Są tacy, którzy w ogóle wątpią, że Izrael będzie istniał przez jakieś dwa pokolenia. Część Żydów zaczyna porównywać swój kraj do państwa krzyżackiego. Porównanie bolesne, niepotrzebne i wygląda na apokaliptyczne. Jego źródłem jest rozpacz, ale swego rodzaju nihilizm, który Żydom wcale nie jest obcy. Coraz więcej Izraelczyków kupuje mieszkania za granicą (zwłaszcza osoby, które stać na to finansowo), więcej Izraelczyków interesuje się możliwością przywrócenia takiego, czy innego obywatelstwa, a potem przekazania go dzieciom. W modzie jest otrzymanie dodatkowego paszportu zagranicznego (na wszelki wypadek - jakby się coś stało).

Reklama

Oni wszyscy zapomnieli słowa hymnu narodowego, który nazywa się "Hatikwa" ("Nadzieja"):

Jak długo w sercu tętni krew

Dusza żydowska życiem drga

I w stronę Wschodu hen się rwie

Wzrok do Syjonu biegnie bram

Tak ufność w nas nie zaginie

Nadzieja dwóch tysiącleci

Wolnym lud będzie we własnej krainie

W syjońskiej ziemi, w Jerozolimie.

24 kwietnia Izraelowi wypełniło się 59 lat. Dla osoby to wiek dość poważny. Dla kraju wiek dziecka. Naród, którego wiek szacuje się na 6 tysięcy lat, żyje w swoim kraju tylko kilka dziesiątków lat. W kraju tak młodym i w tak młodym państwie. Często nie szczędzimy bardzo ostrych słów pod adresem naszego kraju, naszego rządu, naszych przywódców. Ale zawsze, zawsze mówimy - i to nie tylko my, Izraelczycy - ale i nasi nieprzyjaciele, tak jak swego czasu śpiewała wspaniała piosenkarka pochodzenia polskiego Lea Dganit (1904-1985):

"Jak by tam nie było, coś w nim jest"



Szewach Weiss był w latach 2000-2003 ambasadorem Izraela w Polsce. Świetnie mówi po polsku, gdyż urodził się w Borysławiu w Polsce (obecnie Ukraina). Jego ojciec był właścicielem sklepu spożywczego. W czasie wojny ukrywał się przed Niemcami u Ukrainki, a potem w polskich rodzinach. Po wojnie wyjechał do Izraela. W tamtejszej armii został podoficerem od kultury dla północnej części Izraela. Był obiecującym sportowcem, ale jego karierę przerwał wypadek samochodowy. W 1975 roku był założycielem Wydziału Mediów na Uniwersytecie w Hajfie i od tego roku był profesorem nauk politycznych na tej uczelni.

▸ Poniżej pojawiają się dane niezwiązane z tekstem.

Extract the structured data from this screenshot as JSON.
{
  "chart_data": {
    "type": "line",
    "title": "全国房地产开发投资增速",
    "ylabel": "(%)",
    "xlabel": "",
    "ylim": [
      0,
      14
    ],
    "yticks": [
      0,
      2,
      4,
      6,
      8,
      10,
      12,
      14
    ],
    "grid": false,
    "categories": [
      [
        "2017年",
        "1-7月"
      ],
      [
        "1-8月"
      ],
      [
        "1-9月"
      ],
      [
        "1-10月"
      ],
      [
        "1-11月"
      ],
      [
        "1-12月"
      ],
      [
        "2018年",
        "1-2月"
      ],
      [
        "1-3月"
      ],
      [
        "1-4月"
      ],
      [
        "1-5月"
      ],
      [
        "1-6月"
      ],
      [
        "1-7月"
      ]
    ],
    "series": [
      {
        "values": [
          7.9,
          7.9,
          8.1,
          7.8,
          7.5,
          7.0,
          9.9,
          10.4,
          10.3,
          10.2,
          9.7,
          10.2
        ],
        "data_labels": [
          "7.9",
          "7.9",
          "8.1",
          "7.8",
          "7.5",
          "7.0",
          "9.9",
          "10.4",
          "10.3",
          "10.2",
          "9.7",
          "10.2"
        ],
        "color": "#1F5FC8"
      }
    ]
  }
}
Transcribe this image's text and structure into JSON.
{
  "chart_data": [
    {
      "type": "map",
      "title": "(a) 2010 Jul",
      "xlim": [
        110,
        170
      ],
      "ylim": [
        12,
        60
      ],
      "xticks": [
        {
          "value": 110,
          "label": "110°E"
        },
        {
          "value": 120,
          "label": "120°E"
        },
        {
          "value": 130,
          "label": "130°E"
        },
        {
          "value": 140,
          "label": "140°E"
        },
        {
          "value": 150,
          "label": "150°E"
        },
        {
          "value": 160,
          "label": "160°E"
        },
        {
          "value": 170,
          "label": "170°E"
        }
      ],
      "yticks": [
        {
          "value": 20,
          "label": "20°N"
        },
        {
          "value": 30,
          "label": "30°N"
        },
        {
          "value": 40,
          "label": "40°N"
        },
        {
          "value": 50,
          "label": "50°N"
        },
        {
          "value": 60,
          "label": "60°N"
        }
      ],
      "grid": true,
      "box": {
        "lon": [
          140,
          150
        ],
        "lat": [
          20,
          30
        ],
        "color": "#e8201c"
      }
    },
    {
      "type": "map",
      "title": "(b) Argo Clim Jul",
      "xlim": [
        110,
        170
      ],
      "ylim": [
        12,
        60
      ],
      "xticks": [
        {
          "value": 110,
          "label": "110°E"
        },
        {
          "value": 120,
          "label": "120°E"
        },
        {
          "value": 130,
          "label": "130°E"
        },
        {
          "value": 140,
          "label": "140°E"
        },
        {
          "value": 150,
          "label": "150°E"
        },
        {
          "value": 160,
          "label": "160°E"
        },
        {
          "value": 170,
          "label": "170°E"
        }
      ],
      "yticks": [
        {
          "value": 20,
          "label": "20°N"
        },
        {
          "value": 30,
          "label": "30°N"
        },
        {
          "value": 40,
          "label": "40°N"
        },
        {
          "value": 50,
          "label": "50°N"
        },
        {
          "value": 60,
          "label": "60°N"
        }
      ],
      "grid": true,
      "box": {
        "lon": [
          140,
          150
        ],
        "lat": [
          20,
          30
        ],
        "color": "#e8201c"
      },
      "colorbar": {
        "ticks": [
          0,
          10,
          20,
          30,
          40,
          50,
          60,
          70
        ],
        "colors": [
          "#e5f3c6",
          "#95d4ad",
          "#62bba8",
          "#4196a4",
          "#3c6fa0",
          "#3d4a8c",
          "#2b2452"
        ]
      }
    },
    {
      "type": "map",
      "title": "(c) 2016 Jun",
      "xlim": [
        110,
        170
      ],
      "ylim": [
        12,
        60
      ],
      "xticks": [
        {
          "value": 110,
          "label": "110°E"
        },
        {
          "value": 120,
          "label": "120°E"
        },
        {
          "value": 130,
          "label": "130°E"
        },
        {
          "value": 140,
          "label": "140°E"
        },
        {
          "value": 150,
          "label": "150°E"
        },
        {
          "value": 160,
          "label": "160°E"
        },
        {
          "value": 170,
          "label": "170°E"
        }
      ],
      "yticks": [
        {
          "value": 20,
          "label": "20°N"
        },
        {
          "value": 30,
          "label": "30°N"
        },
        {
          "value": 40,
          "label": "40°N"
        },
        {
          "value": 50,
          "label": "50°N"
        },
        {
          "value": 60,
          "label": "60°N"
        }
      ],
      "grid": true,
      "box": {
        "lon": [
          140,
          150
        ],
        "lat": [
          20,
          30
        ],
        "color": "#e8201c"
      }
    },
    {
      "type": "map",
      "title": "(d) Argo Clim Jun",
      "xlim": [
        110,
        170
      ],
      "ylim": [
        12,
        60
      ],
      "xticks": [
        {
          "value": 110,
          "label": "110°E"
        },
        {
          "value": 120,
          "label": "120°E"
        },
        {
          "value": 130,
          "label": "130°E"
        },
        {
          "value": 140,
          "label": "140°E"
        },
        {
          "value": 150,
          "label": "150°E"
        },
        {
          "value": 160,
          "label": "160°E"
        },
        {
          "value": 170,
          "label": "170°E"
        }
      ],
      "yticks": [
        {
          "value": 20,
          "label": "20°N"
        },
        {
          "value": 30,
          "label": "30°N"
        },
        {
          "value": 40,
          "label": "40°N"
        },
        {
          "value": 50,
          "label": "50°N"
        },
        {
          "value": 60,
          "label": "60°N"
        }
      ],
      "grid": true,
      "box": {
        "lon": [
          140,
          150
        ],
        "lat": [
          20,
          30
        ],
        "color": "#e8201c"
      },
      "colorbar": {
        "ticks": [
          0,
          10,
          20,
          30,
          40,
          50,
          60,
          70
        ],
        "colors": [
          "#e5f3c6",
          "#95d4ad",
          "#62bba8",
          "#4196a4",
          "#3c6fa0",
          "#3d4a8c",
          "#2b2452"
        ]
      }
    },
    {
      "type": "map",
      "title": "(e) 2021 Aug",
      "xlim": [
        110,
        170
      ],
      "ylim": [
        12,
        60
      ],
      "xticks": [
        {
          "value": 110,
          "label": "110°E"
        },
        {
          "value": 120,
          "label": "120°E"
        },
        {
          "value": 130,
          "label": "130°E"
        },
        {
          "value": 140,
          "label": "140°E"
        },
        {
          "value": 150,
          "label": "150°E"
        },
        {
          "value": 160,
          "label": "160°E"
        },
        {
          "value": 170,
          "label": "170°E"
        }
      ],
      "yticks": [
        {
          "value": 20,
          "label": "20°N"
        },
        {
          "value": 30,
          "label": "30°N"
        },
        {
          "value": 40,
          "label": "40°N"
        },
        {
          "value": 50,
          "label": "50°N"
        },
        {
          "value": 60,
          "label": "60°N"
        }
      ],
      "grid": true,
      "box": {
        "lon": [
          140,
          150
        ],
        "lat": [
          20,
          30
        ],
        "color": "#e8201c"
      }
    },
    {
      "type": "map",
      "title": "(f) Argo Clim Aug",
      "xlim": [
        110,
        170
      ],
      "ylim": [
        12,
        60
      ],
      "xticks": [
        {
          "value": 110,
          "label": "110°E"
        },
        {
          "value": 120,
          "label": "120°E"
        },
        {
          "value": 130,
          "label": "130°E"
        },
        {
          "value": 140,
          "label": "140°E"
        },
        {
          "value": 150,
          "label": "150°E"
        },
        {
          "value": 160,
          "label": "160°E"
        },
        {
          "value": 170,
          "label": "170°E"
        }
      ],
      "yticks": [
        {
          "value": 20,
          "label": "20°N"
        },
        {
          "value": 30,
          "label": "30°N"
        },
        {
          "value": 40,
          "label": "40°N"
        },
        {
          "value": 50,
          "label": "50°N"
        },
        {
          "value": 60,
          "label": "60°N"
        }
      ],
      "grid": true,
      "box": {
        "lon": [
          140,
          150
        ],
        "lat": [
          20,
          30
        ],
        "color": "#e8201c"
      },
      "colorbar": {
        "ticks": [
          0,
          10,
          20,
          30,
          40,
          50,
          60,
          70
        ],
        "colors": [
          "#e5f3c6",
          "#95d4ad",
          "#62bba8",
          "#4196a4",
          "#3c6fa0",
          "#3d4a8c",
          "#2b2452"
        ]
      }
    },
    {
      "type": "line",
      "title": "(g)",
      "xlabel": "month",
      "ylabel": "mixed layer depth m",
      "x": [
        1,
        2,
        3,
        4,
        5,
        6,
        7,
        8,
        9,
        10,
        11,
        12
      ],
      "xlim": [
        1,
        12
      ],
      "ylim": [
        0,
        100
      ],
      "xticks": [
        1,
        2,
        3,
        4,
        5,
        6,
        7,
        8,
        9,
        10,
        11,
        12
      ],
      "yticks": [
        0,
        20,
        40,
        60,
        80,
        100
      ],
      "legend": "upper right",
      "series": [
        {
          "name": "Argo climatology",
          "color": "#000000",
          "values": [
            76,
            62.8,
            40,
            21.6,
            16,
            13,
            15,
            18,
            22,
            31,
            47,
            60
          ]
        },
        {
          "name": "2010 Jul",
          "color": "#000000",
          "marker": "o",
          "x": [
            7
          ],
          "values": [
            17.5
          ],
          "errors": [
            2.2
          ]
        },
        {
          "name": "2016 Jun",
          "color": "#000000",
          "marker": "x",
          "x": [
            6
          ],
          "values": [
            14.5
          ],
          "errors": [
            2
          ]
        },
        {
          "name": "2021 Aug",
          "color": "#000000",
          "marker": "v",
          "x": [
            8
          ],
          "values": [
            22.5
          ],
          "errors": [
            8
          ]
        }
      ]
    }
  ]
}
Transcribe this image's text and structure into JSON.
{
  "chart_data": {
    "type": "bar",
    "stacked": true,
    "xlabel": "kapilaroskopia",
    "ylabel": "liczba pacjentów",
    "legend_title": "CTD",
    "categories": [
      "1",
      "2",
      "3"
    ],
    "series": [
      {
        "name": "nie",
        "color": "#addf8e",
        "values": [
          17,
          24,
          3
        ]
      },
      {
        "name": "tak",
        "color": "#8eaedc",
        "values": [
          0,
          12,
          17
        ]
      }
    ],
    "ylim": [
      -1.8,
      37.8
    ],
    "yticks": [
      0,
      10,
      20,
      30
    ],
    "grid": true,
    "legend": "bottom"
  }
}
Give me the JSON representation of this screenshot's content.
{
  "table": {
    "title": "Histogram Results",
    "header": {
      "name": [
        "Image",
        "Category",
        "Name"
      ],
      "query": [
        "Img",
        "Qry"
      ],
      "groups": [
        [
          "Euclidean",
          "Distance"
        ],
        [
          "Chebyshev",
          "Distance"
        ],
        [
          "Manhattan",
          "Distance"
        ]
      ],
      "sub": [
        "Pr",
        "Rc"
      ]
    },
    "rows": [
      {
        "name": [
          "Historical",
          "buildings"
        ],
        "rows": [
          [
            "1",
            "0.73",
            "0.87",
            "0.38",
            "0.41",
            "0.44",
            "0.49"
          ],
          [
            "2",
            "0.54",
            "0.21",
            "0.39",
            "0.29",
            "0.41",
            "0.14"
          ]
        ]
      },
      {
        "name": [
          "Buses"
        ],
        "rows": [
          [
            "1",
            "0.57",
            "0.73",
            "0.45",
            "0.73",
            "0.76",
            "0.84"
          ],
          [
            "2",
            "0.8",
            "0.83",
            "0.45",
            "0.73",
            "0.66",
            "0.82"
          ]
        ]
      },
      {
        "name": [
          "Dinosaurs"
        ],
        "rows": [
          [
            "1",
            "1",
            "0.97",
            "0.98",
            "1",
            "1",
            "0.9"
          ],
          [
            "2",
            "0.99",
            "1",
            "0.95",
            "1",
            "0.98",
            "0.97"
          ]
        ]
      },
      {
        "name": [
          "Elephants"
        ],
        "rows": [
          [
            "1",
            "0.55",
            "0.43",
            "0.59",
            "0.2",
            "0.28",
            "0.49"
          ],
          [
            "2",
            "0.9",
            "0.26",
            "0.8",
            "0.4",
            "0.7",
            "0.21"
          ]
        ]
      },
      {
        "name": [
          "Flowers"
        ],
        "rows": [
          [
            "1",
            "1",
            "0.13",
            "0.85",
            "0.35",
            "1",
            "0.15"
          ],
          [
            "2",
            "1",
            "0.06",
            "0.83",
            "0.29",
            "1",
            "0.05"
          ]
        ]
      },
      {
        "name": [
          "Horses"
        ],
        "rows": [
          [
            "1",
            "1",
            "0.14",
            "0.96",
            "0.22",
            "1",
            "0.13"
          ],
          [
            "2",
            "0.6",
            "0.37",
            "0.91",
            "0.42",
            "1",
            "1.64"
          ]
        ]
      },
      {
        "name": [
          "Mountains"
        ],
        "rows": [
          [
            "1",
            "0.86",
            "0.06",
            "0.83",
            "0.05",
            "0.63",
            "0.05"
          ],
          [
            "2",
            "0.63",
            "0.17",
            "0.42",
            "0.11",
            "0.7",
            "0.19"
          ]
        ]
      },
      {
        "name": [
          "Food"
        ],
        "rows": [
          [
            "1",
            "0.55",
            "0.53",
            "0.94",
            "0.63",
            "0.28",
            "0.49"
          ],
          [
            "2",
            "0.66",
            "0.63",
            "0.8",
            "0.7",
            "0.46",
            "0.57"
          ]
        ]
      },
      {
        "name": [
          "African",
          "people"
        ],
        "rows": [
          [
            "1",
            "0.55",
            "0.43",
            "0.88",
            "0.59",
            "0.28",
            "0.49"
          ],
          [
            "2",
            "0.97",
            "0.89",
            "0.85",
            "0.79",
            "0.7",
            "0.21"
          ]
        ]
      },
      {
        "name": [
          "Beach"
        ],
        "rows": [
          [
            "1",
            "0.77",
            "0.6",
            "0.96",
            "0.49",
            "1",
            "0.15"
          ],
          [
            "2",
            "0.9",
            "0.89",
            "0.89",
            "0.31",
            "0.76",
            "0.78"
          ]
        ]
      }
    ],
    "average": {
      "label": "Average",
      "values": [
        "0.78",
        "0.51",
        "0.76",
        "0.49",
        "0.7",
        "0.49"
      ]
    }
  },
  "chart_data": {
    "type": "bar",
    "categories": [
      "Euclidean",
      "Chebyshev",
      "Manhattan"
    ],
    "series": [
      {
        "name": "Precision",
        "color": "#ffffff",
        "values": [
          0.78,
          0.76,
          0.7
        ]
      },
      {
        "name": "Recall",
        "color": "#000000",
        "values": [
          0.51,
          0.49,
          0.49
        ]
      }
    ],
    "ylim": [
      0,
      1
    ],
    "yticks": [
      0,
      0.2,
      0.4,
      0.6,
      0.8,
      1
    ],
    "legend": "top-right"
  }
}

Od 1981 roku był posłem do Knessetu (izraelskiego parlamentu). W latach 1988-1992 był wiceprzewodniczącym, a następnie w latach 1992-1996 przewodniczącym Knessetu, a także delegatem izraelskiego parlamentu do Rady Europy. Od 2000 r. jest Przewodniczącym Rady Instytutu Pamięci Yad Vashem. Jednocześnie gościnnie prowadzi wykłady na temat historii i polityki Izraela na Wydziale Dziennikarstwa i Nauk Politycznych Uniwersytetu Warszawskiego.